La triunfadora de la noche en el terreno vocal fue, sin duda, Miren Urbieta-Vega en el siempre agradecido papel de Liù. Desplegó su hermoso timbre por toda la sala, con un uso emotivo de las dinámicas, tan solvente en la proyección plena como en la honestidad de esos pianos con los que compartió los tormentos anímicos de su personaje. Además, posee una gran presencia escénica, que, incluso en harapos, le roba protagonismo a la exuberante riqueza de los miembros de la corte.

El resto del reparto fue solvente. Cabe destacar la actuación de Manel Esteve como Ping, un excelente barítono que conjuga una voz rotunda con la flexibilidad suficiente para los momentos cómicos, e incluso una dulzura nostálgica en sus reflexiones al inicio del segundo acto. Merece, además, un segundo aplauso por haber sustituido en el último momento al titular del papel, quien se indisponía por sorpresa en la misma mañana de la representación.
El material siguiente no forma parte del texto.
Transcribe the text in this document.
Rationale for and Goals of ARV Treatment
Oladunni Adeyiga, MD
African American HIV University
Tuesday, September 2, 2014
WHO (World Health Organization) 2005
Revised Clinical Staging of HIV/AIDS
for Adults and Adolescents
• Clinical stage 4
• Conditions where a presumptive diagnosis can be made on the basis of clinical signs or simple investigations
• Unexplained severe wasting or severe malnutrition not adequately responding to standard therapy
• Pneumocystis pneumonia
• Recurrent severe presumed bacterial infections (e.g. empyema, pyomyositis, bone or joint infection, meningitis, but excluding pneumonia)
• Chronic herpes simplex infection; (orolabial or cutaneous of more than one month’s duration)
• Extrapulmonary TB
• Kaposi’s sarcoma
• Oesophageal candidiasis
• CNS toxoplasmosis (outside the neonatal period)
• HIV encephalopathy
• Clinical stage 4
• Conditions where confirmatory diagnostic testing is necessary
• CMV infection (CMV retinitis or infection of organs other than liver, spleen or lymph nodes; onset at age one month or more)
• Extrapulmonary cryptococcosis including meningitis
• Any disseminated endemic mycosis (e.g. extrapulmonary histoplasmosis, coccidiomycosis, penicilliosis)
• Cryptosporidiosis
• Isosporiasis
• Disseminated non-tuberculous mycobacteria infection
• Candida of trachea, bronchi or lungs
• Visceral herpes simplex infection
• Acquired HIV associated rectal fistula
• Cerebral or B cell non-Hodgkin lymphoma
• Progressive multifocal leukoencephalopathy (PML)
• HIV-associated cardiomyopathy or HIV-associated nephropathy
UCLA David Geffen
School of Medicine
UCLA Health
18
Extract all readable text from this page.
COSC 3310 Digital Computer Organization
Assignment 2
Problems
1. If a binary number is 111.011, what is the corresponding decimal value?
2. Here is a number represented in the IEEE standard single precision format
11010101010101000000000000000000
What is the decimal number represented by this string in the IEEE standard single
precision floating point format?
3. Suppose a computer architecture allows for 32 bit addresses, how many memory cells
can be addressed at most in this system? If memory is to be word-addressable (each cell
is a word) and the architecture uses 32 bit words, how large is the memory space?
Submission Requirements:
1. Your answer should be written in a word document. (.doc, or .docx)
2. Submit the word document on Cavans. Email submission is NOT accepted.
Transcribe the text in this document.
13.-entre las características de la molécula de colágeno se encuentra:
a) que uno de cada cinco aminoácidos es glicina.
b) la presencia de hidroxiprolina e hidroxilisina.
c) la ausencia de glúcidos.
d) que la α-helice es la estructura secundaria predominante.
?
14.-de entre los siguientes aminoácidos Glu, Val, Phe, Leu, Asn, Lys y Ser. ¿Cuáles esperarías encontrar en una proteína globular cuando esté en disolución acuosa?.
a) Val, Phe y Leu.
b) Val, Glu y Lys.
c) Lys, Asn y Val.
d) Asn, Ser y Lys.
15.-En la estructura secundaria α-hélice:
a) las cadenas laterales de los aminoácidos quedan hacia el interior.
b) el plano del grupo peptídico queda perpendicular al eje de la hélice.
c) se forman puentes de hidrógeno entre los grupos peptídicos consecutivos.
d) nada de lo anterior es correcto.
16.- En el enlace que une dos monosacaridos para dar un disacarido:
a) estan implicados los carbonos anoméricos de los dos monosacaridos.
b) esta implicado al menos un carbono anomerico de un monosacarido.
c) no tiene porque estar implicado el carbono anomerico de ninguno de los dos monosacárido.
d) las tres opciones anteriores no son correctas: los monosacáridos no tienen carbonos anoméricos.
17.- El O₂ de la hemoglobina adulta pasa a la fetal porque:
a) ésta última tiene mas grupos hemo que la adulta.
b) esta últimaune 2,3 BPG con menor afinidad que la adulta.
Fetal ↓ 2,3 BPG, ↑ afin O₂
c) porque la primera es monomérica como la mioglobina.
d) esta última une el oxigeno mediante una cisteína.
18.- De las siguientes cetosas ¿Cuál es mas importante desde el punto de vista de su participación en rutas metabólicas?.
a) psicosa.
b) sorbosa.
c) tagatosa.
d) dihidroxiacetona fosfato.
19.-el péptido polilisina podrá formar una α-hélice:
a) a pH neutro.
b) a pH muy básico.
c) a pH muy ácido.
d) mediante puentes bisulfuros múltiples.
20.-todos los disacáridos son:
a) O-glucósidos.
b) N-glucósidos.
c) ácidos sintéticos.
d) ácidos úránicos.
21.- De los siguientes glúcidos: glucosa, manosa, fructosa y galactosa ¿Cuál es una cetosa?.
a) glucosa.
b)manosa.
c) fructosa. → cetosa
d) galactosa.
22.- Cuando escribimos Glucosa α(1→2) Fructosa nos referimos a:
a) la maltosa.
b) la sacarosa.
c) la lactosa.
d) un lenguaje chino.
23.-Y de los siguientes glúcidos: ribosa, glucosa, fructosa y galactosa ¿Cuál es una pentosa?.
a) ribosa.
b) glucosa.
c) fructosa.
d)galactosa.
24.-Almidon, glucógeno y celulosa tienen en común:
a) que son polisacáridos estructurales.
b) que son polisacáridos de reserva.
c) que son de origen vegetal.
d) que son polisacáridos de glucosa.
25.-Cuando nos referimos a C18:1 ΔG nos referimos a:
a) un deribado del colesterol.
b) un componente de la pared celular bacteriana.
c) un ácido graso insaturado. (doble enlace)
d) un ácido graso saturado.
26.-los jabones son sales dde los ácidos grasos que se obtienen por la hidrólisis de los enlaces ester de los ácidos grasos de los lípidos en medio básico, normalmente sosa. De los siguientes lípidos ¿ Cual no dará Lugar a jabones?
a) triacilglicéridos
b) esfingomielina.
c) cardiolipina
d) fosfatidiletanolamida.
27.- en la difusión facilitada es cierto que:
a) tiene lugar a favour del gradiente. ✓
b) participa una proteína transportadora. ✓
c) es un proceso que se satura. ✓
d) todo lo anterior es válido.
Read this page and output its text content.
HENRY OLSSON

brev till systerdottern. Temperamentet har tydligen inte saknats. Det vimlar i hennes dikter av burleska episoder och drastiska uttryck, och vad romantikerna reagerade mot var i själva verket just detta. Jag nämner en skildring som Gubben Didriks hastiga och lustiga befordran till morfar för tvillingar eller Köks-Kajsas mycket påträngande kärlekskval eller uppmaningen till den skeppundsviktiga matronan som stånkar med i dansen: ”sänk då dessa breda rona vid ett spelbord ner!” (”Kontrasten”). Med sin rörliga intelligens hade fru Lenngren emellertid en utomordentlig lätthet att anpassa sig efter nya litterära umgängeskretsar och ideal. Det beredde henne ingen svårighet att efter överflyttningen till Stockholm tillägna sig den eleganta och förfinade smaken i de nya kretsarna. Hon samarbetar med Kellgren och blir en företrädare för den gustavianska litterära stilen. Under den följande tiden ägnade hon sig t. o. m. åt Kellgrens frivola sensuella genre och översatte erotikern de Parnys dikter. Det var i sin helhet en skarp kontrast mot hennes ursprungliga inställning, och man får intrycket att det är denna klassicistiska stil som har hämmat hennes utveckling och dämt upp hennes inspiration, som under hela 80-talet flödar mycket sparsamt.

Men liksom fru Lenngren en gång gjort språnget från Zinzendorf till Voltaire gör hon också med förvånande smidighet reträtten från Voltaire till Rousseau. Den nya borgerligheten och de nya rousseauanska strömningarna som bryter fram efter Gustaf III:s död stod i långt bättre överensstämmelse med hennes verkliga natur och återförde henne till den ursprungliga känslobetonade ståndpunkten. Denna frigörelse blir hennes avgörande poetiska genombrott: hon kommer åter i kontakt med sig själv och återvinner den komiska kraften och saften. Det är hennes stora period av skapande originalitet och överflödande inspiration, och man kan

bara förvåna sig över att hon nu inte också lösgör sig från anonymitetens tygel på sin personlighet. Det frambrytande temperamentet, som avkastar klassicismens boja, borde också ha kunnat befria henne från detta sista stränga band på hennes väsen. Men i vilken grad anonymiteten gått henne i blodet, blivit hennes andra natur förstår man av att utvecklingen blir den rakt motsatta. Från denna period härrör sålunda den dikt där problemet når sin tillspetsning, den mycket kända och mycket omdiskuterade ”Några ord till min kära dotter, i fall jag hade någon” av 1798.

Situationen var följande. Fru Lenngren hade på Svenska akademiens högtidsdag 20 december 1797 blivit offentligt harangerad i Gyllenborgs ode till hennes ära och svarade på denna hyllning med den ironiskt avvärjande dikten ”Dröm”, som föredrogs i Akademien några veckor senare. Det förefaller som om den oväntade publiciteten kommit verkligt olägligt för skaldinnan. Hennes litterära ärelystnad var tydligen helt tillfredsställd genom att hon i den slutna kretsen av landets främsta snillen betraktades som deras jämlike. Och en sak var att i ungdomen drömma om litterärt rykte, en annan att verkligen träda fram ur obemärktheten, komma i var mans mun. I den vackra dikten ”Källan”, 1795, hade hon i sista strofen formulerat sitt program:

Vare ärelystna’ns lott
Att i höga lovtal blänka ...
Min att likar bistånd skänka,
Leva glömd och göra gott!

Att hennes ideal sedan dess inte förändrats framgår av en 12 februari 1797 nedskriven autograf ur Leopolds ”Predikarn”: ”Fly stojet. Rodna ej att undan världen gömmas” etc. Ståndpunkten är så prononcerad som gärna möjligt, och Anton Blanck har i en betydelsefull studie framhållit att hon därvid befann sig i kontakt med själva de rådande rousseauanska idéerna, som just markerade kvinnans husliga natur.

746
Manuel de Diego (Pang), Jorge Franco (Pong) y Manel Esteve (Ping) © Guillermo Mendo | Teatro de la Maestranza
Manuel de Diego (Pang), Jorge Franco (Pong) y Manel Esteve (Ping)
© Guillermo Mendo | Teatro de la Maestranza

Pero si hay un elemento que consiguió aupar los esfuerzos colectivos de todos los artistas, fue la orquesta bajo la batuta de Gianluca Marcianò. Con una vocación clara hacia el espectáculo, apoyado sobre todo en metales y percusión, consiguió llevar al límite la rítmica y los decibelios, sin sacrificar los contrastes tímbricos, matices y sutilezas de la partitura. Proporcionó una verdadera inyección de energía a un coro lleno de arrojo, a la que parecieron sumarse todos los demás artistas, entregados a producir una noche memorable de emoción y adrenalina, de esas que crean afición y en las que es imposible abandonar el teatro sin una gran sonrisa.